À 25 ans à peine, j’avais déjà le sentiment absurde d’avoir raté ma vie. Moi, l’ingénieur promis aux millions du pétrole, quelque part, dans le sud de ce que je prenais pour le sud de mon pays. Moi, la fierté de ma mère, je ne ressemblais plus qu’à un de ces rats, qui s’amusent dans cette plaie infecte d’égouts sous les roues gluantes d’un bus roulant au mazout. 

L’envie de chaloupe se faisait de plus en plus pressante, d’autant plus que des bruits couraient dans le village d’un voyage imminent pour l’Espagne. J’ai écrasé ma lâcheté à deux mains, et suis allé voir Mohammed Houta, un pêcheur qui a fait plusieurs tentatives de suicide à la chaloupe. Il s’est tellement habitué à se noyer, qu’il avait l’air de vivre en apnée hors de l’eau, tout comme les trois-quarts des jeunes de mon douar…

La nuit de la traversée est arrivée. Dans la chaloupe, il y avait le vieux Abdelaziz qui ne pouvait nourrir ses quatre filles araignées. Nouria, une jeune femme fraîchement engrossée et répudiée. Saïd twist, un homme handicapé, sa femme et ses deux filles de sept et trois ans. Il y avait même un ex-militaire, un certain Salah, qui venait du village voisin de Yagout et trois adolescents édentés, qui n’espèrent plus croquer la vie à pleines dents en Algérie. 

La nuit, d’un samedi sombre, je tournais définitivement le dos à mon douar, ses tas de gourbis et ses souvenirs en chiffons. Je ne regrette que ma pauvre mère, à qui j’ai emprunté les économies d’une vie, et embrassé longuement le front. 

Je garde dans un écrin de ma tête, sa douce odeur d’eau de rose et sa délicatesse à faire fondre le cœur endurci d’une montagne. Je sais qu’en ce moment même, ses larmes chaudes et ses prières protectrices m’accompagneront le long de ce périlleux voyage. Pardonne-moi Yemma, de t’infliger ces souffrances. Je suis obligé de le faire, j’essaie juste d’écrire une nouvelle page sur l’autre rive, sur la nôtre les pages sont épuisées et les mines émoussées !

Il ne me reste plus qu’à glisser cette lettre dans une bouteille ! Si par malheur quelqu’un pouvait la lire, c’est que je suis déjà mort ! Priez pour nous ! ».

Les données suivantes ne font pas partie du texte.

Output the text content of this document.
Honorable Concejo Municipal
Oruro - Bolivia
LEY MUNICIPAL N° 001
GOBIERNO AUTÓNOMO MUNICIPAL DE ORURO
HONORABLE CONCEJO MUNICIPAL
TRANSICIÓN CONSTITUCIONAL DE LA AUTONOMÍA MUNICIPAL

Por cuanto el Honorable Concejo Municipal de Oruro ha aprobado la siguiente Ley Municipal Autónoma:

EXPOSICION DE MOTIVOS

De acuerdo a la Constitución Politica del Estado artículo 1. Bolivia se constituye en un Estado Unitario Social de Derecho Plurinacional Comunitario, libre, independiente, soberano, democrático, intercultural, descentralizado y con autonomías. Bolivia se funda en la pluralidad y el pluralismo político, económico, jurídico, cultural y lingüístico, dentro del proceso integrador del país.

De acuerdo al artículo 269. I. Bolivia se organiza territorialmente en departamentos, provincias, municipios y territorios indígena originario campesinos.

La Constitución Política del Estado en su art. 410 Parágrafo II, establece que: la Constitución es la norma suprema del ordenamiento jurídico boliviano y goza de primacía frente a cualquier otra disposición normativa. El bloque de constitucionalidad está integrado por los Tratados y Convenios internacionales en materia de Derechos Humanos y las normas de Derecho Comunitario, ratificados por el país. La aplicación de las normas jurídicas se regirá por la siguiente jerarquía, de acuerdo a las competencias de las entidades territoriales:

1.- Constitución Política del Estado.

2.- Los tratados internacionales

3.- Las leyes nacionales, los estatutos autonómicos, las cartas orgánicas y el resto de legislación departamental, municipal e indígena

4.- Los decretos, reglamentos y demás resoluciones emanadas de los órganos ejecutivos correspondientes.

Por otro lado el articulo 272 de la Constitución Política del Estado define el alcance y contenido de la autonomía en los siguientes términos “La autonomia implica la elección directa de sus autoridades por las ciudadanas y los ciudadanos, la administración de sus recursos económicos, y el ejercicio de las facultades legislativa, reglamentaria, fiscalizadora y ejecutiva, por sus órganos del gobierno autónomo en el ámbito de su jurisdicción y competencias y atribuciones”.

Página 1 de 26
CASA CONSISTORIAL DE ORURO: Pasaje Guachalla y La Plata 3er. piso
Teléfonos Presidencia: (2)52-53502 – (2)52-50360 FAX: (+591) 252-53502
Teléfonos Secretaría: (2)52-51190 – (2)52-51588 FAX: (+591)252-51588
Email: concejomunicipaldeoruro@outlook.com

Lu dans la presse cette semaine :

« La mer a rejeté les corps de deux candidats à l’immigration clandestine et des débris de leur embarcation (…) qui transportait à son bord une douzaine de personnes (…) leur embarcation, partie la nuit dernière, s’est fracassée contre des rochers sur les rivages à quelques miles de leur point de départ. Les recherches sont en cours pour retrouver d’autres corps ou des survivants (…) leurs familles sont effondrées ».